Doing the clustering yourself

Hierarchical clustering with bootstrapping

The pvclust package allows to perform hierarchical clustering (based on a dendrogram) with bootstrapping. Bootstrapping means R is going to do the clustering 100 times, each time slightly changing the data. This generates bootstrap values that show the consistency of the branches (= how many times out of these 100 were these two samples clustered together?).

The function to do this is pvclust(), it’s main arguments are:

  • method.hclust: the linkage method (“average”, “complete”, “centroid”…)
  • method.dist: the distance measure used to calculate how (dis)similar two samples (“euclidean”, “manhattan”, “correlation”, …)

k-means clustering

There are other clustering methods than hierarchical clustering, e.g. k-means clustering. The function kmeans() allows to perform k-means clustering. It s main arguments are:

  • centers: how many clusters do you want
  • nstart: how many times do you want to restart the clustering
c <- kmeans(data,centers=4,nstart=5)
c$cluster

The result is a list that contains an object cluster, that stores the cluster results (for each sample the cluster number it belongs to).

The factoextra package contains a function fviz_cluster() that can read and visualize the results generated by kmeans().

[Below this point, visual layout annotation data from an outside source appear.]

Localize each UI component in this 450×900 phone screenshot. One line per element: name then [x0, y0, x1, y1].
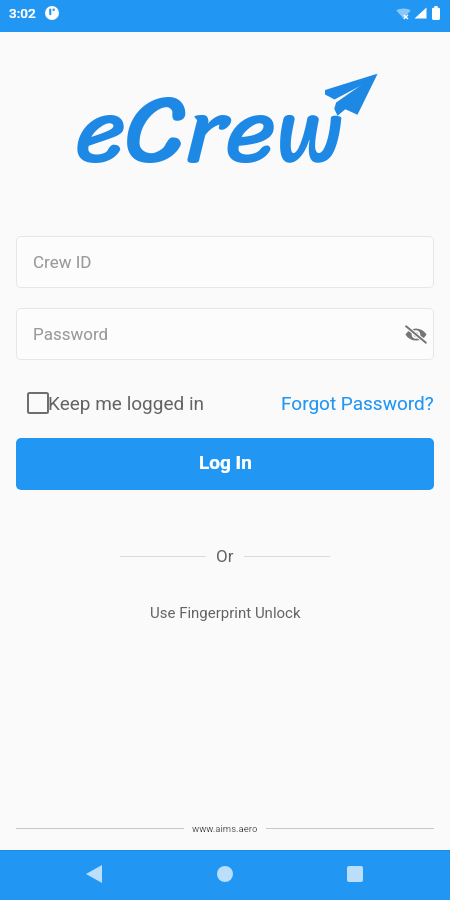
- button[interactable]: Recent apps: [331, 850, 379, 898]
- staticText: 3:02: [9, 5, 36, 21]
- button[interactable]: Forgot Password?: [281, 392, 434, 414]
- staticText: eCrew: [76, 43, 344, 215]
- button[interactable]: Use Fingerprint Unlock: [0, 602, 450, 624]
- button[interactable]: Show password: [399, 317, 433, 351]
- staticText: Password: [33, 324, 109, 344]
- staticText: Use Fingerprint Unlock: [150, 604, 301, 622]
- button[interactable]: Back: [70, 850, 118, 898]
- button[interactable]: Home: [201, 850, 249, 898]
- button[interactable]: Log In: [16, 438, 434, 490]
- staticText: Keep me logged in: [48, 392, 205, 414]
- staticText: Crew ID: [33, 252, 92, 272]
- staticText: Log In: [199, 451, 252, 473]
- button[interactable]: Password: [16, 308, 434, 360]
- staticText: www.aims.aero: [192, 823, 258, 834]
- button[interactable]: Keep me logged in: [16, 392, 205, 414]
- button[interactable]: Crew ID: [16, 236, 434, 288]
- staticText: Forgot Password?: [281, 392, 434, 414]
- staticText: Or: [216, 546, 234, 566]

Select best cluster shape and characteristics

The Mclust() function from the mclust package tries and compares multiple cluster numbers and shapes (spheres – ellipsoids – diagonals).  You can use summary() on the output of Mclust() to see which cluster number/shape is the best based on the BIC scores (Bayes information criterion). The best clustering is the one with the lowest BIC score.

library(mclust)
c <- Mclust(data)
c$classification

Mclust() generates a list, the classification object saves the cluster results.

summary(c)

This will display the best cluster number/shape (with the lowest BIC score).

?mclustModelNames

The documentation shows the different cluster shapes that are assessed.